# Small effective sample size does not mean uninformative

Today I talked to a doctor about the design of a randomized clinical trial that would use a Bayesian monitoring rule. The probability of response on each arm would be modeled as a binomial with a beta prior. Simple conjugate model. The historical response rate in this disease is only 5%, and so the doctor had chosen a beta(0.1, 1.9) prior so that the prior mean matched the historical response rate.

For beta distributions, the sum of the two parameters is called the effective sample size. There is a simple and natural explanation for why a beta(a, b) distribution is said to contain as much information as a+b data observations. By this criterion, the beta(0.1, 1.9) distribution is not very informative: it only has as much influence as two observations. However, viewed in another light, a beta(0.1, 1.9) distribution is highly informative.

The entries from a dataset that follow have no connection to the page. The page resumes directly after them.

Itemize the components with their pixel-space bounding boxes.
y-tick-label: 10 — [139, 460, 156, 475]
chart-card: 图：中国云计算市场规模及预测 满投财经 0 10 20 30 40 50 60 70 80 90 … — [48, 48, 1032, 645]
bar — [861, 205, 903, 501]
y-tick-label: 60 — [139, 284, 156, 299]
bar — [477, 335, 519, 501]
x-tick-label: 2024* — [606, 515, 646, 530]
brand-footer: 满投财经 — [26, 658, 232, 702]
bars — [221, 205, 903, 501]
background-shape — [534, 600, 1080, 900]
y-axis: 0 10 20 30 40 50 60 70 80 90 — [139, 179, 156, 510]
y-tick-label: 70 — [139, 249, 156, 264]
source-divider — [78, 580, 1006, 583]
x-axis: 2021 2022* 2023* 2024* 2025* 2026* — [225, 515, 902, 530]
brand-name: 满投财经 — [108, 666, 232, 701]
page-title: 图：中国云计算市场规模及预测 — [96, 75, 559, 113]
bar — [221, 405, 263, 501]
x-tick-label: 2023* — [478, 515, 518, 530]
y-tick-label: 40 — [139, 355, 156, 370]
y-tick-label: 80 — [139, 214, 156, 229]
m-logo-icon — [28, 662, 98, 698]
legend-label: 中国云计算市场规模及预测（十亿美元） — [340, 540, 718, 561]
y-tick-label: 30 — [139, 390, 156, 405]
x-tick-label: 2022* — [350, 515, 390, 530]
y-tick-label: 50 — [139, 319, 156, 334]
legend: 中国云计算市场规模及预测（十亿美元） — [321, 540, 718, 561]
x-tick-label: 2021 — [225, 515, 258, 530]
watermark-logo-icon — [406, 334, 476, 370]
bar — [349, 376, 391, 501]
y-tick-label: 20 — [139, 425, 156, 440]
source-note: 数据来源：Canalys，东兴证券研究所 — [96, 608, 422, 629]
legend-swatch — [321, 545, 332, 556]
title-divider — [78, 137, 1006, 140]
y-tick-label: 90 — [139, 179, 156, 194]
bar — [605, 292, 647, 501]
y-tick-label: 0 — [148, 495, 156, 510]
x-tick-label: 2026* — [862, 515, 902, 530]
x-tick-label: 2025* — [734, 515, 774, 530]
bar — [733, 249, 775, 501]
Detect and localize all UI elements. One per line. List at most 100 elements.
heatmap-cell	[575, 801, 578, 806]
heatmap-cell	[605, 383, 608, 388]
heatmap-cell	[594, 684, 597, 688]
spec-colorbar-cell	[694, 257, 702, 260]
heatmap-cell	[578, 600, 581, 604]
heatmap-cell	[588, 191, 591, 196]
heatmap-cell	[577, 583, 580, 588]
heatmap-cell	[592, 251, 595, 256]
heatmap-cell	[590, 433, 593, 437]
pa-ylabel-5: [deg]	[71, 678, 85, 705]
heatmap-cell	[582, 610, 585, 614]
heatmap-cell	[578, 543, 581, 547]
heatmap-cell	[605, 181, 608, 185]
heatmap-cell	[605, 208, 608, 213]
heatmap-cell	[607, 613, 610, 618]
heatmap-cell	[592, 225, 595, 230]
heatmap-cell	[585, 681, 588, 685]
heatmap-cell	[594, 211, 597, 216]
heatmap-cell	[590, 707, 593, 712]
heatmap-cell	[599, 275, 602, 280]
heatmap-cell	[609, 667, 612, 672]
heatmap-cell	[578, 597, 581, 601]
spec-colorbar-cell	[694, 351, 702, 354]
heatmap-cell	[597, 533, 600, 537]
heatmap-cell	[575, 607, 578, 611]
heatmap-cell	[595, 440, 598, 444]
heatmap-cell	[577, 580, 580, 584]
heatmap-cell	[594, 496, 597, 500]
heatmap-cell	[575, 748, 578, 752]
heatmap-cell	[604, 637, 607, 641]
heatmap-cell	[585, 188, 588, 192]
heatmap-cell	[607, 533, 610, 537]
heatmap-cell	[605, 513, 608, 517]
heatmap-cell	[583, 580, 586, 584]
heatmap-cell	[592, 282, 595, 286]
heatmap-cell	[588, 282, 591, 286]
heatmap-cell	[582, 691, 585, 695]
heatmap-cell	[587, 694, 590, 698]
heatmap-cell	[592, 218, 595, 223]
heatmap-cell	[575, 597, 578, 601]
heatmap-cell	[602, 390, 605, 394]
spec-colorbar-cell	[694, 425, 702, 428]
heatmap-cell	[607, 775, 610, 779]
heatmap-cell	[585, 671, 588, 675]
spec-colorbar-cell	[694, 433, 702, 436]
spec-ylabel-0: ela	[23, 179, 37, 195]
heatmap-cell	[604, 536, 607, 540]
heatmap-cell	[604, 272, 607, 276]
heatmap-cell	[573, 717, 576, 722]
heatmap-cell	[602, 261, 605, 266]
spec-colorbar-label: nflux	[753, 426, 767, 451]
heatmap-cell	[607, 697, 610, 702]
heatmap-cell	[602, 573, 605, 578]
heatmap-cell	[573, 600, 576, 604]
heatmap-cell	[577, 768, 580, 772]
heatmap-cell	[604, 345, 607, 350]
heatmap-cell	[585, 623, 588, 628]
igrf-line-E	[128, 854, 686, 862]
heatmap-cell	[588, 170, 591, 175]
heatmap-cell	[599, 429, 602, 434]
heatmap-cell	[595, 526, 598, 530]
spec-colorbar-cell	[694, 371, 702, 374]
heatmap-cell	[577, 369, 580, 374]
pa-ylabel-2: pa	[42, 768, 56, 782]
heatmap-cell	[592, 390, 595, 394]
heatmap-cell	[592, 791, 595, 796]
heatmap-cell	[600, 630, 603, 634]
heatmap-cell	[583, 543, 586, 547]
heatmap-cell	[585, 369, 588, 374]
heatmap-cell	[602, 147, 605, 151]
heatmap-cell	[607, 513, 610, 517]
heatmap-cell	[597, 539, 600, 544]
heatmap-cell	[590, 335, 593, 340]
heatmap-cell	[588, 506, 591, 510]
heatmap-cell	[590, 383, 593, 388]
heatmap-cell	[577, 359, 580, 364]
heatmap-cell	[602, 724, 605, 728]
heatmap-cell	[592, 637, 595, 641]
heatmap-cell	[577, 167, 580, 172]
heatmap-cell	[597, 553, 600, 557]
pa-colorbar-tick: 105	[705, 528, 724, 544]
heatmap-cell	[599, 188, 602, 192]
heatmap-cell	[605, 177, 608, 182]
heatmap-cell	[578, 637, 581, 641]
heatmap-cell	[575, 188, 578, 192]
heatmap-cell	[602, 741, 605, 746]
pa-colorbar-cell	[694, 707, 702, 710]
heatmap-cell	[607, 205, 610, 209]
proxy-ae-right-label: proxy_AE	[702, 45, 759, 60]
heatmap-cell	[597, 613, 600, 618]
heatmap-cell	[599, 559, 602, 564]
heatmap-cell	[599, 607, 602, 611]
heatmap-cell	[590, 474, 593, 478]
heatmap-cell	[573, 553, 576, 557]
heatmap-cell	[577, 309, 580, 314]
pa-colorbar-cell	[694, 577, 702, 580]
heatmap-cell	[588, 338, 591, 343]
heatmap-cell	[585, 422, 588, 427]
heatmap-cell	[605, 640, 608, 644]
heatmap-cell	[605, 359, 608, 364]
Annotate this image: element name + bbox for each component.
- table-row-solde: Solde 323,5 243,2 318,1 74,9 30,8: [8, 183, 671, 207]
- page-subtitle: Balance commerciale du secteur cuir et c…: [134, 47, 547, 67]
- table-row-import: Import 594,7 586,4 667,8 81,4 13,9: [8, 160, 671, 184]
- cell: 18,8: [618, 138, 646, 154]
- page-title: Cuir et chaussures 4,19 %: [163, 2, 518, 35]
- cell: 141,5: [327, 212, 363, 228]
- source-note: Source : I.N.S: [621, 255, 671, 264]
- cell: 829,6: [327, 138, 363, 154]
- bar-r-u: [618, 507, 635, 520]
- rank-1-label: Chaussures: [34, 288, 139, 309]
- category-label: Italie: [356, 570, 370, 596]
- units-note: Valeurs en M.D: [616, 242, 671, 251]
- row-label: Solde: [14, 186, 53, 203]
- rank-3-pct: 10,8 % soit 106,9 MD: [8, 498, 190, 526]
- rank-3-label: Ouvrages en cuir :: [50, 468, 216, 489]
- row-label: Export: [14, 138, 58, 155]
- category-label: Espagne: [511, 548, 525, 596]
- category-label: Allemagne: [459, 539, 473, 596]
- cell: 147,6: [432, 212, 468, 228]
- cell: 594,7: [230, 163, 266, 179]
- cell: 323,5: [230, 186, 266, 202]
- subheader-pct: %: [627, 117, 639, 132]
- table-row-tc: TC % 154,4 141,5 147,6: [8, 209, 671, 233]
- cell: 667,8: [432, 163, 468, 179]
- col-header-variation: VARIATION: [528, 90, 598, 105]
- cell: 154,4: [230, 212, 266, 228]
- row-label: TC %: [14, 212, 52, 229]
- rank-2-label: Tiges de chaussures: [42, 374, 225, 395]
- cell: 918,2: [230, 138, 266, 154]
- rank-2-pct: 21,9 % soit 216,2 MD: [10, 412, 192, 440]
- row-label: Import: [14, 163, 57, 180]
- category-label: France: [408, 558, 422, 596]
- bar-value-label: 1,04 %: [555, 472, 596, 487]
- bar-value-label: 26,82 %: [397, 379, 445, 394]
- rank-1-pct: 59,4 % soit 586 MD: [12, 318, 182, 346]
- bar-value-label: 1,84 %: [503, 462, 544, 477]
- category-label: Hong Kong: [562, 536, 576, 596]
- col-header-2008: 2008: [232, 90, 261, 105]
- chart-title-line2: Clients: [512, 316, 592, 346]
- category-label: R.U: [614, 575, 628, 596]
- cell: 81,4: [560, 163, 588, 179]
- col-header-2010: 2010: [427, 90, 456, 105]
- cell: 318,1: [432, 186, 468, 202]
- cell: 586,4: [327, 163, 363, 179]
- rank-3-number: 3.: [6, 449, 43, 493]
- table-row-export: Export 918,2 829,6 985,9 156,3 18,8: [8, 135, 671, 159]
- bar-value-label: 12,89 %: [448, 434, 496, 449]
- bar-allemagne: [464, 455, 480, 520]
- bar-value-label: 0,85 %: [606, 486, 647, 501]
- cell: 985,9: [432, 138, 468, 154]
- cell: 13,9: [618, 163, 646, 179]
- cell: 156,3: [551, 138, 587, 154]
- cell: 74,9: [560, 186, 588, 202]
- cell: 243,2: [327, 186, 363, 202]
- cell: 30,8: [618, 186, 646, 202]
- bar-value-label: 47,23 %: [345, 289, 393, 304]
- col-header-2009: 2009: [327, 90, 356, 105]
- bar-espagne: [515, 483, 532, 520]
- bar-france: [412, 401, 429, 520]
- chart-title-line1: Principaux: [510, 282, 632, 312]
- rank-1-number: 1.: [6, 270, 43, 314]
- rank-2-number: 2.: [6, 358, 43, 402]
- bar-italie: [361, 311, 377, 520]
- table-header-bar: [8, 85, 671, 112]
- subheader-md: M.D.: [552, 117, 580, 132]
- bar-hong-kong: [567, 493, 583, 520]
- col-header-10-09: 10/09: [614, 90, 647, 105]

This trial was designed to stop when the posterior probability is more than  0.999 that one treatment is more effective than the other. That’s an unusually high standard of evidence for stopping a trial — a cutoff of 0.99 or smaller would be much more common — and yet a trial could stop after only six patients. If X is the probability of response on one arm and Y is the probability of response on the other, after three failures on the first treatment and three successes on the other, Pr(Y > X) > 0.999.

The explanation for how the trial could stop so early is that the prior distribution is, in an odd sense, highly informative. The trial starts with a strong assumption that each treatment is ineffective. This assumption is somewhat justified by of experience, and yet a beta(0.1, 1.9) distribution doesn’t fully capture the investigator’s prior belief.

(Once at least one response has been observed, the beta(0.1, 1.9) prior becomes essentially uninformative. But until then, in this context, the prior is informative.)

A problem with a beta prior is that there is no way to specify the mean at 0.05 without also placing a large proportion of the probability mass below 0.05. The beta prior places too little probability on better outcomes that might reasonably happen. I imagine a more diffuse prior with mode 0.05 rather than mean 0.05 would better describe the prior beliefs regarding the treatments.

The beta prior is convenient because Bayes’ theorem takes a very simple form in this case: starting from a beta(a, b) prior and observing s successes and f failures, the posterior distribution is beta(a+s, b+f).  But a prior less convenient algebraically could be more robust and better adept at representing prior information.

A more basic observation is that “informative” and “uninformative” depend on context. This is part of what motivated Jeffreys to look for prior distributions that were equally (un)informative under a set of transformations. But Jeffreys’ approach isn’t the final answer. As far as I know, there’s no universally acceptable resolution to this dilemma.